In tumor surgeries, timely detection and removal of residual tumor tissue has always been a challenge in the medical field, especially in surgeries for brain tumors and other solid cancers. Despite continuous advancements in medical technology, residual tumors still affect patients' prognosis and quality of life, placing enormous pressure on healthcare systems. In the United States, repair surgeries and follow-up treatments due to residual tumors cost over $1 billion annually.
Image Note: The image is AI-generated and provided by the service provider Midjourney.
To address this issue, research teams from the University of Michigan and the University of California, San Francisco have developed an AI diagnostic tool called FastGlioma. This innovative technology can provide real-time diagnostic information during surgery, helping surgeons identify and remove brain tumors within seconds.
During surgery, if there is suspicion of a diffuse glioma, surgeons will sample the tissue at the surgical margins. Using a portable SRH imaging system, technicians can quickly obtain microscopic images in the operating room with simple touchscreen operations. Fresh surgical specimens are placed directly onto customized microscope slides, eliminating the need for cumbersome tissue processing.
The FastGlioma system employs advanced stimulated Raman histology technology, capable of rapidly and high-resolution analyzing fresh, untreated surgical specimens. Research indicates that FastGlioma can identify residual tumor tissue in just 10 seconds, with an accuracy rate of up to 92%, far surpassing traditional imaging and fluorescence detection methods. Compared to traditional methods, which have a residual tumor miss rate of up to 25%, FastGlioma reduces this miss rate to only 3.8%. This significant improvement suggests enhanced surgical outcomes and increased patient survival rates.

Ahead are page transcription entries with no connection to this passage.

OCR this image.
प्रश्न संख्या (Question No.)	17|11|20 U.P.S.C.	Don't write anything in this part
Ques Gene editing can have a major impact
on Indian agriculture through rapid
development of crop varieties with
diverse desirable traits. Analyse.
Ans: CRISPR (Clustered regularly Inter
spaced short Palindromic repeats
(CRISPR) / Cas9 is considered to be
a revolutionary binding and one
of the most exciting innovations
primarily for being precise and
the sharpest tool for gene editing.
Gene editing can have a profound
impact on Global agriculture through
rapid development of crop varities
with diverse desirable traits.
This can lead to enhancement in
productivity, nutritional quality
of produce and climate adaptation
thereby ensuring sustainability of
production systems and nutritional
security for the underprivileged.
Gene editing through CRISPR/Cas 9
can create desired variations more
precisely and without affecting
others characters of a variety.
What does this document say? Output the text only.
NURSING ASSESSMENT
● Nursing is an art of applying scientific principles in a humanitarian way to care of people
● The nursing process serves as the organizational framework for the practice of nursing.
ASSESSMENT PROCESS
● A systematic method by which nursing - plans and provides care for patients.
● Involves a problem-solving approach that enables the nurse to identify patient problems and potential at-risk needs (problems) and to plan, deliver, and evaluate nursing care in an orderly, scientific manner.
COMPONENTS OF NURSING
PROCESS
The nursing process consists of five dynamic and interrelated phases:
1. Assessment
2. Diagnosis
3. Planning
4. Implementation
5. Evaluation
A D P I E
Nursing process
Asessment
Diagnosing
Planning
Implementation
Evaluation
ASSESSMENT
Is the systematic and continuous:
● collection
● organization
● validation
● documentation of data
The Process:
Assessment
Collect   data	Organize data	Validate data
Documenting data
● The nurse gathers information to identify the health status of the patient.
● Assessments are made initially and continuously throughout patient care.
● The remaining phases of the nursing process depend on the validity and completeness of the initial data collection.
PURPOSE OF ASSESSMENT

Moreover, the underlying technology of FastGlioma is derived from visual foundation models similar to GPT-4 and DALL-E, trained on over 11,000 surgical specimens and 4 million unique microscopic views, allowing adaptation to different patient populations and medical environments. The system interface is user-friendly, providing surgeons with immediate, actionable insights during surgery, thereby enhancing decision-making efficiency.
The application potential of FastGlioma is not limited to gliomas; researchers believe this technology can also be extended to other types of brain tumors. In the future, the team hopes to expand FastGlioma to fields such as lung cancer, prostate cancer, breast cancer, and head and neck cancers. If successful, it may usher in a new era in surgical oncology.
Key Points:
1. 🧠 FastGlioma is an AI tool that can identify residual brain tumors in real-time during surgery, improving surgical precision.
2. ⏱️ The system detects tumor residue within 10 seconds, with an accuracy rate of up to 92%, significantly reducing the miss rate.
3. 🌍 FastGlioma will expand to other cancer types in the future, aiding global improvements in cancer surgeries.